In June, DeAngelo pleaded guilty to 13 murders and 13 rape-related charges between 1975 and 1986. He also publicly admitted dozens more sexual assaults for which the statute of limitations had expired.
The crimes went unsolved until April 2018, when DeAngelo, a father and grandfather, was arrested in Sacramento County.
DeAngelo was the first public arrest obtained through genetic genealogy, a new technique that takes the DNA of an unknown suspect left behind at a crime scene and identifies him or her by tracing a family tree through his or her family members, who voluntarily submit their DNA to public genealogy databases.
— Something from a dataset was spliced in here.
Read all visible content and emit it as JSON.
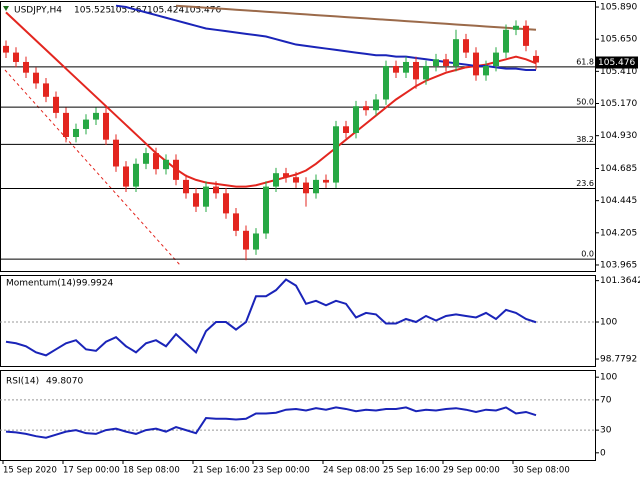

To identify DeAngelo, investigators narrowed the family tree search based on age, location and other characteristics.
Authorities conducted surveillance on DeAngelo and collected his DNA from a tissue left in a trash. Investigators plugged his discarded DNA back into the genealogy database and found a match, linking DeAngelo’s DNA to the DNA found at multiple crime scenes, prosecutors said.
Since The Golden State Killer’s arrest, over 150 other crime suspects have been identified through genetic genealogy.